Hearing: October 21, 2002 Judgment: January 30, 2003
- Full case name: David Albert Siemens, Eloisa Ester Siemens and Sie-Cor Properties Inc. o/a The Winkler Inn v The Attorney General of Manitoba and the Government of Manitoba
- Citations: [2003] 1 SCR 6, 2003 SCC 3
- Docket No.: 28416
- Prior history: Judgment for the Attorneys General in the Manitoba Court of Appeal.

Court membership
- Chief Justice: Beverley McLachlin Puisne Justices: Charles Gonthier, Frank Iacobucci, John C. Major, Michel Bastarache, Ian Binnie, Louise Arbour, Louis LeBel, Marie Deschamps

Reasons given
- Unanimous reasons by: Major J.

= Siemens v Manitoba (AG) =

Siemens v Manitoba (AG), [2003] 1 S.C.R. 6, 2003 SCC 3 is a leading Supreme Court of Canada decision on whether provincial plebiscite, used to determine if video lottery terminals (VLTs) should be banned from individual communities, are constitutional. The Court held that the plebiscites were a valid exercises of the province's power to legislate on matters "of a local nature" under section 92(16) of the Constitution Act, 1867, and that the plebiscite did not violate the rights of the VLT owners under sections 2(b), 7 and 15(1) of the Canadian Charter of Rights and Freedoms.

==Background==
In 1998, the town of Winkler, Manitoba held a non-binding plebiscite in which it was decided to ban VLTs from the community. In 1999, the province of Manitoba passed the Gaming Control Local Option Act (known as the "VLT Act") which allowed municipalities to hold binding plebiscites to ban VLTs. The VLT Act contained a provision in section 16 which made the Winkler plebiscite binding which resulted in the Winkler Inn, owned by the Siemens, to shut down its VLT facilities.

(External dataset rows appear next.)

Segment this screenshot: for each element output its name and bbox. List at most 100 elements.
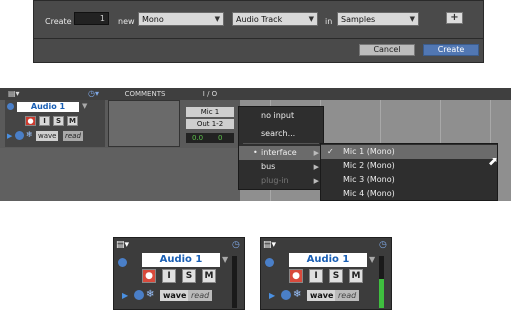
mute-button[interactable]: M bbox=[202, 269, 216, 283]
snowflake-icon[interactable]: ❄ bbox=[293, 289, 301, 300]
blue-dot-icon[interactable] bbox=[15, 131, 24, 140]
chevron-down-icon[interactable]: ▼ bbox=[222, 255, 228, 264]
dialog-divider bbox=[34, 38, 483, 39]
record-enable-button[interactable]: ● bbox=[142, 269, 156, 283]
track-view-selector[interactable]: wave bbox=[307, 290, 337, 301]
automation-mode-selector[interactable]: read bbox=[335, 290, 360, 301]
snowflake-icon[interactable]: ❄ bbox=[146, 289, 154, 300]
empty-track-area bbox=[0, 148, 240, 201]
timebase-value: Samples bbox=[341, 15, 376, 24]
view-selector-icon[interactable]: ▤▾ bbox=[263, 240, 283, 251]
menu-item-mic-4[interactable]: Mic 4 (Mono) bbox=[321, 187, 497, 201]
comments-column-header: COMMENTS bbox=[124, 90, 166, 98]
new-tracks-dialog: Create 1 new Mono ▼ Audio Track ▼ in Sam… bbox=[33, 0, 484, 63]
clock-icon[interactable]: ◷ bbox=[379, 240, 387, 250]
blue-dot-icon[interactable] bbox=[134, 290, 144, 300]
interface-submenu: ✓ Mic 1 (Mono) Mic 2 (Mono) Mic 3 (Mono)… bbox=[320, 143, 498, 201]
track-count-field[interactable]: 1 bbox=[74, 12, 109, 25]
level-meter bbox=[232, 256, 237, 308]
view-selector-icon[interactable]: ▤▾ bbox=[8, 89, 20, 98]
track-color-icon bbox=[118, 258, 127, 267]
snowflake-icon[interactable]: ❄ bbox=[26, 130, 33, 139]
automation-mode-selector[interactable]: read bbox=[188, 290, 213, 301]
solo-button[interactable]: S bbox=[53, 116, 64, 126]
chevron-down-icon: ▼ bbox=[409, 15, 415, 23]
track-name[interactable]: Audio 1 bbox=[17, 102, 79, 112]
menu-item-interface[interactable]: • interface ▶ bbox=[239, 146, 323, 160]
track-type-value: Audio Track bbox=[236, 15, 283, 24]
record-enable-button[interactable]: ● bbox=[289, 269, 303, 283]
play-arrow-icon: ▶ bbox=[7, 132, 13, 140]
io-column-header: I / O bbox=[202, 90, 218, 98]
in-label: in bbox=[325, 17, 333, 26]
track-name[interactable]: Audio 1 bbox=[289, 253, 367, 267]
level-meter-fill bbox=[379, 279, 384, 308]
mute-button[interactable]: M bbox=[349, 269, 363, 283]
menu-item-label: Mic 3 (Mono) bbox=[343, 175, 395, 184]
timebase-select[interactable]: Samples ▼ bbox=[337, 12, 419, 26]
cancel-button[interactable]: Cancel bbox=[359, 44, 415, 56]
menu-item-label: bus bbox=[261, 162, 276, 171]
menu-item-label: Mic 4 (Mono) bbox=[343, 189, 395, 198]
volume-display[interactable]: 0.0 0 bbox=[186, 133, 234, 143]
menu-item-label: search... bbox=[261, 129, 296, 138]
chevron-down-icon[interactable]: ▼ bbox=[369, 255, 375, 264]
edit-window: ▤▾ ◷▾ COMMENTS I / O Audio 1 ▼ ● I S M ▶… bbox=[0, 88, 511, 201]
mute-button[interactable]: M bbox=[67, 116, 78, 126]
column-header-bar: ▤▾ ◷▾ COMMENTS I / O bbox=[0, 88, 511, 100]
menu-item-bus[interactable]: bus ▶ bbox=[239, 160, 323, 174]
submenu-arrow-icon: ▶ bbox=[313, 177, 319, 185]
add-row-button[interactable]: + bbox=[446, 12, 463, 24]
blue-dot-icon[interactable] bbox=[281, 290, 291, 300]
submenu-arrow-icon: ▶ bbox=[313, 149, 319, 157]
chevron-down-icon: ▼ bbox=[308, 15, 314, 23]
play-arrow-icon: ▶ bbox=[269, 291, 276, 300]
solo-button[interactable]: S bbox=[182, 269, 196, 283]
menu-item-label: Mic 2 (Mono) bbox=[343, 161, 395, 170]
clock-icon[interactable]: ◷ bbox=[232, 240, 240, 250]
menu-item-search[interactable]: search... bbox=[239, 127, 323, 141]
record-enable-button[interactable]: ● bbox=[25, 116, 36, 126]
track-view-selector[interactable]: wave bbox=[36, 131, 59, 141]
track-panel-before: ▤▾ ◷ Audio 1 ▼ ● I S M ▶ ❄ wave read bbox=[113, 237, 245, 310]
menu-item-mic-3[interactable]: Mic 3 (Mono) bbox=[321, 173, 497, 187]
track-view-selector[interactable]: wave bbox=[160, 290, 190, 301]
track-header: Audio 1 ▼ ● I S M ▶ ❄ wave read bbox=[5, 100, 105, 147]
menu-item-no-input[interactable]: no input bbox=[239, 109, 323, 123]
automation-mode-selector[interactable]: read bbox=[63, 131, 83, 141]
input-menu: no input search... • interface ▶ bus ▶ p… bbox=[238, 106, 324, 190]
play-arrow-icon: ▶ bbox=[122, 291, 129, 300]
input-monitor-button[interactable]: I bbox=[39, 116, 50, 126]
input-selector[interactable]: Mic 1 bbox=[186, 107, 234, 117]
solo-button[interactable]: S bbox=[329, 269, 343, 283]
create-label: Create bbox=[45, 17, 72, 26]
pan-value: 0 bbox=[218, 134, 223, 142]
menu-item-mic-2[interactable]: Mic 2 (Mono) bbox=[321, 159, 497, 173]
track-type-select[interactable]: Audio Track ▼ bbox=[232, 12, 318, 26]
chevron-down-icon: ▼ bbox=[214, 15, 220, 23]
track-color-icon bbox=[265, 258, 274, 267]
clock-icon[interactable]: ◷▾ bbox=[88, 89, 99, 98]
menu-item-plug-in: plug-in ▶ bbox=[239, 174, 323, 188]
submenu-arrow-icon: ▶ bbox=[313, 163, 319, 171]
create-button[interactable]: Create bbox=[423, 44, 479, 56]
menu-item-mic-1[interactable]: ✓ Mic 1 (Mono) bbox=[321, 145, 497, 159]
menu-item-label: Mic 1 (Mono) bbox=[343, 147, 395, 156]
view-selector-icon[interactable]: ▤▾ bbox=[116, 240, 136, 251]
input-monitor-button[interactable]: I bbox=[162, 269, 176, 283]
menu-item-label: plug-in bbox=[261, 176, 289, 185]
input-monitor-button[interactable]: I bbox=[309, 269, 323, 283]
chevron-down-icon[interactable]: ▼ bbox=[82, 102, 87, 110]
track-color-icon bbox=[7, 103, 14, 110]
track-name[interactable]: Audio 1 bbox=[142, 253, 220, 267]
menu-item-label: no input bbox=[261, 111, 295, 120]
comments-field[interactable] bbox=[108, 100, 180, 147]
menu-divider bbox=[243, 143, 319, 144]
bullet-icon: • bbox=[253, 148, 258, 157]
channel-format-select[interactable]: Mono ▼ bbox=[138, 12, 224, 26]
new-label: new bbox=[118, 17, 135, 26]
menu-item-label: interface bbox=[261, 148, 297, 157]
output-selector[interactable]: Out 1-2 bbox=[186, 119, 234, 129]
checkmark-icon: ✓ bbox=[327, 147, 334, 156]
volume-value: 0.0 bbox=[192, 134, 204, 142]
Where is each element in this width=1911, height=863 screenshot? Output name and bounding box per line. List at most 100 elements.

The Siemens challenged the VLT Act on the ground that section 16 was ultra vires the power of the provincial government's authority as it was a matter under the federal criminal law power, and that it violated their right to freedom of expression under section 2(b) of the Charter, their right to life, liberty, and security of person under section 7 of the Charter, and their right to equality under section 15(1) of the Charter.

The motions judge rejected the claims which was upheld by the Court of Appeal.

Justice Major, writing for a unanimous Court, held that the Act was a valid exercise of the provincial law-making power and it did not violate any section of the Charter.

==Opinion of the court==
Major first considered the issue of whether section 16 was validly enacted. He examined the pith and substance of both the legislation and the impugned provision. The purpose of section 16 of the Act was to prohibit VLTs in the town of Winkler and to cancel all existing "siteholder agreements" for those with VLTs in their establishment. Based on the legislative debates, the section was used to give effect to plebiscite that had already been held. The purpose of the Act as a whole was "to allow municipalities to express, by binding plebiscite, whether they wish VLTs to be permitted or prohibited within their communities."

The regulation of gaming and the allowance of local input both fall under section 92 of the Constitution Act, 1867. Section 16, which cancels "siteholder agreements" concerns property and civil rights which is a provincial power under section 92(13) of the Constitution Act, 1867. The Act as a whole gives power to the community to regulate VLTs consequently is considered a matter of a local nature under section 92(16).

Major rejected the argument that the law was a "colourable" attempt to enact criminal law. The Act did not contain the penal consequences required for valid criminal law nor was there a criminal law purpose for the Act. The moral aspect to the law was only incidental to the regulatory scheme.

Major rejected all of the Charter arguments. First, he dismissed the section 2 argument because although voting is a form of expression that is protected under the Charter it does not however include voting in a referendum as it was a creation of a statute. Second, he dismissed the section 7 argument as it has been well established that economic interests are not protected by the Charter and are not found within section 7. Lastly, he rejected the section 15 argument as the claimants failed to show that residence in a particular community or town is an "analogous ground" for discrimination.